There’s been something in the air for quite a long time
The first fight in the war against air pollution was King Edward I of England’s declaration in 1272 to ban the burning of sea-coal. But besides a few rare cases, environmental sanctions were not a big deal until pollution itself got big. Air pollution as we know it today was a product of the industrial revolution, which was when the industrial processing of fossil fuels began. Another great kick was World War II, which drew attention to the dangers of radioactive waste and with it the whole issue of pollution. In 1952, an especially bad bout of air pollution in London killed over 4000 people. The catastrophe, later christened the “Big Smoke”, led to the Clean Air Act of 1956, which is considered the first example of modern environmental legislation.
What do we have today?
Despite the countless efforts of organizations, laws and individuals, we still live in a world where air pollution is a global problem with multi-faceted consequences. It contributes to the greenhouse effect and global warming, as well as to numerous medical conditions such as lung diseases and cancer. Arguably the most notable pollutant today is carbon dioxide, which contributes to both the environmental and medical problems of pollution. The two most notorious emitters of this gas are, unsurprisingly, the USA and China – also the two leading economies in the world.

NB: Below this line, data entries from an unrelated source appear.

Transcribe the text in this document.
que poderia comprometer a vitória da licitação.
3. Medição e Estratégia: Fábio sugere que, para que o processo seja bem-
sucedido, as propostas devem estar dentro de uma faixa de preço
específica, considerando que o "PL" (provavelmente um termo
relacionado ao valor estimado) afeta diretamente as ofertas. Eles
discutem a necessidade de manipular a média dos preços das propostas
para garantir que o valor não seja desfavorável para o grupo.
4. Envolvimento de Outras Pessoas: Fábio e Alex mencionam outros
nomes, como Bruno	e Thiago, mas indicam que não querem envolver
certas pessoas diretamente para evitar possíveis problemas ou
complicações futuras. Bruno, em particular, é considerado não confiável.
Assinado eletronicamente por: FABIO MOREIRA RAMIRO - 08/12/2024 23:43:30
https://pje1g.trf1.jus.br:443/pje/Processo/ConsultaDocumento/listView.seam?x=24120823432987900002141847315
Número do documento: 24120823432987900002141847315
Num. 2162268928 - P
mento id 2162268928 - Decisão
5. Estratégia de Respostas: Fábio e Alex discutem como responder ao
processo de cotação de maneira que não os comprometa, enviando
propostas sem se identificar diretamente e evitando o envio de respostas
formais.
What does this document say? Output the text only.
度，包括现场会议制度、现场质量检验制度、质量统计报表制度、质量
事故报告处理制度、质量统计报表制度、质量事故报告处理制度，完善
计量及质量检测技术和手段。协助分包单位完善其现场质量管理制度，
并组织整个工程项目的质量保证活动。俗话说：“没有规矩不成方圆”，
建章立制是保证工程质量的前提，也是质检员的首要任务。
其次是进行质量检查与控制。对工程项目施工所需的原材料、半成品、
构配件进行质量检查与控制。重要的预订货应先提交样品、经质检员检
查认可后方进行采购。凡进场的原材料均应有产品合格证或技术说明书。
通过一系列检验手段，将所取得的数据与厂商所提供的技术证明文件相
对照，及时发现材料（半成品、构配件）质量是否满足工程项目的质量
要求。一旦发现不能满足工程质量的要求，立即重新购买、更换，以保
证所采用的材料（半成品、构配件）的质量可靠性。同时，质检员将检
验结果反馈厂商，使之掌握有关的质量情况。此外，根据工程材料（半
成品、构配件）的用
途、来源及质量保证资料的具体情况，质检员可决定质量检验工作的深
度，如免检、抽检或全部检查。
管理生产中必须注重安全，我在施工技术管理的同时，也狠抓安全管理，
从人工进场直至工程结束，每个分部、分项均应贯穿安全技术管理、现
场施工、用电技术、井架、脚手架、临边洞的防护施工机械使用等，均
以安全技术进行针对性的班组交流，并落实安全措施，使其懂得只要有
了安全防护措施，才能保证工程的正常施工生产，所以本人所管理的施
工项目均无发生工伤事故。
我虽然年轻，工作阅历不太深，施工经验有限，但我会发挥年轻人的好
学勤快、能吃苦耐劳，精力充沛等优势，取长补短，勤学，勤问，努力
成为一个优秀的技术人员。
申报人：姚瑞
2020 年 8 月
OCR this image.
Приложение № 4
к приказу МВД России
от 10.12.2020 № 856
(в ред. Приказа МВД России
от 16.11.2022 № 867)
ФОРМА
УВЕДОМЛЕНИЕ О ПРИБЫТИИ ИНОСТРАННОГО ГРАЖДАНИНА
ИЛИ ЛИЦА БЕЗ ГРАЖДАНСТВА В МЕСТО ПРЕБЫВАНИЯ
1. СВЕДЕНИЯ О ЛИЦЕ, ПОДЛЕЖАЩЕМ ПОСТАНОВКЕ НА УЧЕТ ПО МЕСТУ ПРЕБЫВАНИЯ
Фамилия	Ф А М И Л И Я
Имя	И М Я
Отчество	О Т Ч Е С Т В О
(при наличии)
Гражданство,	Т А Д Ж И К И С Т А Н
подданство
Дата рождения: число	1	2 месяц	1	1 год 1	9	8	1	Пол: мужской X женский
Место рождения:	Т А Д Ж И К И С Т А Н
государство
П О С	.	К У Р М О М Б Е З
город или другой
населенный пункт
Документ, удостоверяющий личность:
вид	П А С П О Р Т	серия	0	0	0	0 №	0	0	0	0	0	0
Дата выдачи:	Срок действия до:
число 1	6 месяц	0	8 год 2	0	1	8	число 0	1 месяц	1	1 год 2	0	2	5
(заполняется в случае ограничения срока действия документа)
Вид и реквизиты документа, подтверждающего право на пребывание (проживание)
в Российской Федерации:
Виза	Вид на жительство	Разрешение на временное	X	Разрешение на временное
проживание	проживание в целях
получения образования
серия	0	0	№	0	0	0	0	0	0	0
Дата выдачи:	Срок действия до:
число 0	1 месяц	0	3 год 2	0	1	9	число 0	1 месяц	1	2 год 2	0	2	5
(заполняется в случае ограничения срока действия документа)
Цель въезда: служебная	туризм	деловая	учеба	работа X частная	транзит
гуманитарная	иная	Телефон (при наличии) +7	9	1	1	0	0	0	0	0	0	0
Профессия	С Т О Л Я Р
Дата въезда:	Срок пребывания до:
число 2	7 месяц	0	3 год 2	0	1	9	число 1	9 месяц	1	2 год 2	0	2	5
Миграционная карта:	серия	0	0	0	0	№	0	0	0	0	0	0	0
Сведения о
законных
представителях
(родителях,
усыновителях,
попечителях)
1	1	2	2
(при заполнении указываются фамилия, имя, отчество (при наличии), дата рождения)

Drawing this parallel invokes the relationship between economic growth and rising levels of pollution. Is air pollution just the cost of doing business? Not necessarily. Usable alternative energy resources like wind-power and hydroelectricity do exist, but they have not been implemented on a large scale for these to be proven alternatives. Furthermore, when economies are locked in an economic race, the costs – both financially and logistically – of switching power sources may seem too high.
Why is China special? Is it special?
As in every other part of the world, pollution in China became a serious issue when the country began to industrialize. Since the 1960s, due to the excessive amount of waste produced each year, China often tops lists and studies about air pollution. However, what really distinguishes China from the United States and other countries is the amount of media attention it receives.
In Nov. 2013, an article in the Telegraph spoke about the world’s youngest person with lung cancer, an 8-year-old girl living in Jiangsu, whose condition was believed (for good reason) to be due to the serious level of permanent air pollution. Moreover, this February the pollution in Beijing was compared to a nuclear winter by The Guardian. The question then becomes: to what extent are these articles (and others like them) exaggerating the situation, or are they fair descriptions of environmental conditions in China? The mention of a nuclear winter in particular could easily be accused of lazy, populist journalism. Nevertheless, if we only look at the numbers, the problem is indeed huge. Most recently, last February in Beijing, the density of of PM 2.5 particles was 505 micrograms per cubic metre; the mark of unhealthy amounts is often 25. And while the government seems to support the adoption of alternative energy sources and a reduction of fossil fuel consumption, they still seem to prioritize economic growth ahead of anything else. Still, China is not the only guilty party in the global fight against air pollution.